In julia, we can use the bitstring function to give the binary representation of integers and floating points. For example

bitstring(UInt8(18))

"00010010"

and

bitstring(UInt8(255))

"11111111"

Similarly, the unsigned integers with more bits work the same with largest range of integers. For example

bitstring(UInt64(100000))

"0000000000000000000000000000000000000000000000011000011010100000"

which is a string of length 64.

Signed Integers

In julia, the signed integers are Int8, Int16, Iint32, Int64 and Int128. Also, there is a integer type Int which defaults to the sized integer of the typical integer size on your machine. This is generally Int64.

Let’s look in detail about 8-bit signed integers.
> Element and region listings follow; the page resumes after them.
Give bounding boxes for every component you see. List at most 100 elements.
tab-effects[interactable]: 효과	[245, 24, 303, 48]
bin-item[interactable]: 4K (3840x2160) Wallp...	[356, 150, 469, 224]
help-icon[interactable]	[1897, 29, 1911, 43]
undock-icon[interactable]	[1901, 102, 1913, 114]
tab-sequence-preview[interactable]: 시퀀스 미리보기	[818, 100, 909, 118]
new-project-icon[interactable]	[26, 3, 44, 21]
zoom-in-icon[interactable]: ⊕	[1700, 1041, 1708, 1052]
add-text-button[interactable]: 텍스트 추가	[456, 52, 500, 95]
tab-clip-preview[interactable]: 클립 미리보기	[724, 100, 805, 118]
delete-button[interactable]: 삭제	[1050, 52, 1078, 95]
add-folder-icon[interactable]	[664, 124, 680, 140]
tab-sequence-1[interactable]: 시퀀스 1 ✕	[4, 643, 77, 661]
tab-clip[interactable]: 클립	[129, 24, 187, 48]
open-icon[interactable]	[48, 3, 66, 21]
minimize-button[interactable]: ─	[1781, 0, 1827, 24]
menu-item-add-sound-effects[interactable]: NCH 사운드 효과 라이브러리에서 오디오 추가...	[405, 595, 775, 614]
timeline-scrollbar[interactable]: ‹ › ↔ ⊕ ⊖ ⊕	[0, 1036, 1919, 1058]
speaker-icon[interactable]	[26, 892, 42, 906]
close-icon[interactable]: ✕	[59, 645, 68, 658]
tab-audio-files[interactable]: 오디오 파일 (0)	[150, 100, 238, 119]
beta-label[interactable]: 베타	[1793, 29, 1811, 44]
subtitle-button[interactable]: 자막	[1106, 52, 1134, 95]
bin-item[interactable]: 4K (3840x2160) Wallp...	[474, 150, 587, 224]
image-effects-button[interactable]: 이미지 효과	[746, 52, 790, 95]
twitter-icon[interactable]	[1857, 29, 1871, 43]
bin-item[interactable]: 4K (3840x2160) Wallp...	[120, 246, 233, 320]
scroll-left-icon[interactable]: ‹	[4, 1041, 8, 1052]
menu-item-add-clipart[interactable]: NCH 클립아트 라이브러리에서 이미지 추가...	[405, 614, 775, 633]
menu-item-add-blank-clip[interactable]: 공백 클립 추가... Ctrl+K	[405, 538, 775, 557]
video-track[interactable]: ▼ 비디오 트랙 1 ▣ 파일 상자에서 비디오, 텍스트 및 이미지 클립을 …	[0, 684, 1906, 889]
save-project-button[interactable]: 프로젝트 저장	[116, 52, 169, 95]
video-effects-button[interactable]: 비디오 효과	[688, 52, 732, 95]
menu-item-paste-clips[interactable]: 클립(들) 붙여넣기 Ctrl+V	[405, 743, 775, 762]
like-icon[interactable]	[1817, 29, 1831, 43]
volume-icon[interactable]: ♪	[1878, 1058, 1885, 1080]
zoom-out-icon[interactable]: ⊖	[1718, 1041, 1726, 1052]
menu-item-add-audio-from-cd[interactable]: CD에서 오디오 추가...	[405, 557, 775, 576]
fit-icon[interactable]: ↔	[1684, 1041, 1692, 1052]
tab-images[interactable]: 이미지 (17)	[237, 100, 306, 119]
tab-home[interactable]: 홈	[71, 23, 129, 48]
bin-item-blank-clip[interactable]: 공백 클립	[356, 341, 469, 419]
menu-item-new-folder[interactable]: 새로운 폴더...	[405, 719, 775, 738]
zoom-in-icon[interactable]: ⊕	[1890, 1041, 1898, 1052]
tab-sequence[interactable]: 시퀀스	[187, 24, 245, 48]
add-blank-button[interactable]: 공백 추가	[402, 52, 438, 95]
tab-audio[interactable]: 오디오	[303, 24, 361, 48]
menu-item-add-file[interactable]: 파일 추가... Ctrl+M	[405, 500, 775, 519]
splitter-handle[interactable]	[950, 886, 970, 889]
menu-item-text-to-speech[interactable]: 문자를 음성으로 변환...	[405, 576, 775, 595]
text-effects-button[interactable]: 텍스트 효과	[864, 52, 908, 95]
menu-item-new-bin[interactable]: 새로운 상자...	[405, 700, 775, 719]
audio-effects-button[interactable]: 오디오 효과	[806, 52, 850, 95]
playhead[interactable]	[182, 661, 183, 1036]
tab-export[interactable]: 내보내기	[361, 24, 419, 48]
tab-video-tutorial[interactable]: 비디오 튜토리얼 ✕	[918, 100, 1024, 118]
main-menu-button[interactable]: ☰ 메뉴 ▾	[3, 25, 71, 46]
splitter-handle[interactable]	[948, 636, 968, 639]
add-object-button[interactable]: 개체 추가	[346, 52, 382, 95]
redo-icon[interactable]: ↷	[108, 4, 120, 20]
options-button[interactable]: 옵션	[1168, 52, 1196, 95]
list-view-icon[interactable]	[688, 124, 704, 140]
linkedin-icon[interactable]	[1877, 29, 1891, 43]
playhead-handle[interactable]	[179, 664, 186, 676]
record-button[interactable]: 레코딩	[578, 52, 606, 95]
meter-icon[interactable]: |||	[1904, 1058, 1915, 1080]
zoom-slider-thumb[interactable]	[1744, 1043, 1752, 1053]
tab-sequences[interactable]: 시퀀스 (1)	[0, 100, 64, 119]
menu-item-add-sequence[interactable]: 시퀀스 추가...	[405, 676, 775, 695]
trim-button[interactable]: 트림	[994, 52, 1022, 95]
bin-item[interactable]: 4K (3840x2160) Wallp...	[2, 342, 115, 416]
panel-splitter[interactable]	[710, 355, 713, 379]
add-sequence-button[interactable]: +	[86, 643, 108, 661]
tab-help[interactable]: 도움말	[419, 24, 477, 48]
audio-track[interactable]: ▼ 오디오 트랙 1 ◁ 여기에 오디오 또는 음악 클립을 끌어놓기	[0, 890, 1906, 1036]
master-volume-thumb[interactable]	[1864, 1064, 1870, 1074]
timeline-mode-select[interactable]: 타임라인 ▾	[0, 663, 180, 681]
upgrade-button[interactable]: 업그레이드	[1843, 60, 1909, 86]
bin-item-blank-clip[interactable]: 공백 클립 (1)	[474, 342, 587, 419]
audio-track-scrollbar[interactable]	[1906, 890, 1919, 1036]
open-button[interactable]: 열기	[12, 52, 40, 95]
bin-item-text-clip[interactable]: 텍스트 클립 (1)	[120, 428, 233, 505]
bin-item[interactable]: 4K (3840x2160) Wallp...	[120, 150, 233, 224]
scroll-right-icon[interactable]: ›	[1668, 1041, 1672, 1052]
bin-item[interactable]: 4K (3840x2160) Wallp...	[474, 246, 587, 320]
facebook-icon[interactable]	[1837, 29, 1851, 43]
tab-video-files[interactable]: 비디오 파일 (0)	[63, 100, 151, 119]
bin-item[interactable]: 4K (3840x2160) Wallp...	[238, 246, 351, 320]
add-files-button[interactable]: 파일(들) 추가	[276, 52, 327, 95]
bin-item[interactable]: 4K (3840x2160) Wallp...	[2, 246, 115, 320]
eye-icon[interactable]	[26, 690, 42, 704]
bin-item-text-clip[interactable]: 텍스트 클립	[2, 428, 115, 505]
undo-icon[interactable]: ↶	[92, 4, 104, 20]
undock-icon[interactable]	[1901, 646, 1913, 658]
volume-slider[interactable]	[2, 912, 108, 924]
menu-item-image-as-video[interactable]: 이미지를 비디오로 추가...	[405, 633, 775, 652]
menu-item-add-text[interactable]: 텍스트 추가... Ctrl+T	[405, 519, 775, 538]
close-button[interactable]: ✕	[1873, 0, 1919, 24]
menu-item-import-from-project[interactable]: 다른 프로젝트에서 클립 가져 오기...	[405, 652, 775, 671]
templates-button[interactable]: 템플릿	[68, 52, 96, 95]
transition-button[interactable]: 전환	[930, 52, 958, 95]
The largest and smallest values that can be stored with Int8 can be found with

typemin(Int8)

-128

typemax(Int8)

Bascially the number between 0 and 127 are identical between Int8 and UInt8.

Overflow and Underflow of integer operations

Again, unlike mathematical integers, any computer-based integer has a maximum and minimum values. In short, if an operation results in a number above the maximum, then there is an overflow error and less than the minimum there is an underflow error.

Here’s a simple example with 8-bit integers. Let

x=Int8(95)

and

y=Int8(70)

The sum of 95 and 70 is 165 and above the maximum value for Int8. However, entering

x+y

-91

returns a strange result. Perhaps we expected an error. What just happened? If you want to know why the value of -91 arose, dig into the details in Chapter XXX, but the reason why there was no overflow error is that julia does not automatically check for such errors, due to the fact that there is overhead in checking, which will slow down operations.

If you want to check, there are a suite of operations that will check, therefore:

Base.checked_add(x,y)

OverflowError: 95 + 70 overflowed for type Int8

Stacktrace:
 [1] throw_overflowerr_binaryop(::Symbol, ::Int8, ::Int8) at ./checked.jl:154
 [2] checked_add(::Int8, ::Int8) at ./checked.jl:166
 [3] top-level scope at In[8]:1
 [4] include_string(::Function, ::Module, ::String, ::String) at ./loading.jl:1091

Go to julia’s documentation on checked_add which starts a list of functions that will check for over and underflow. If there is any chance of overflow/underflow errors, then the results may be wrong. Keep this in mind as in Chapter XXXX we will write tests for code.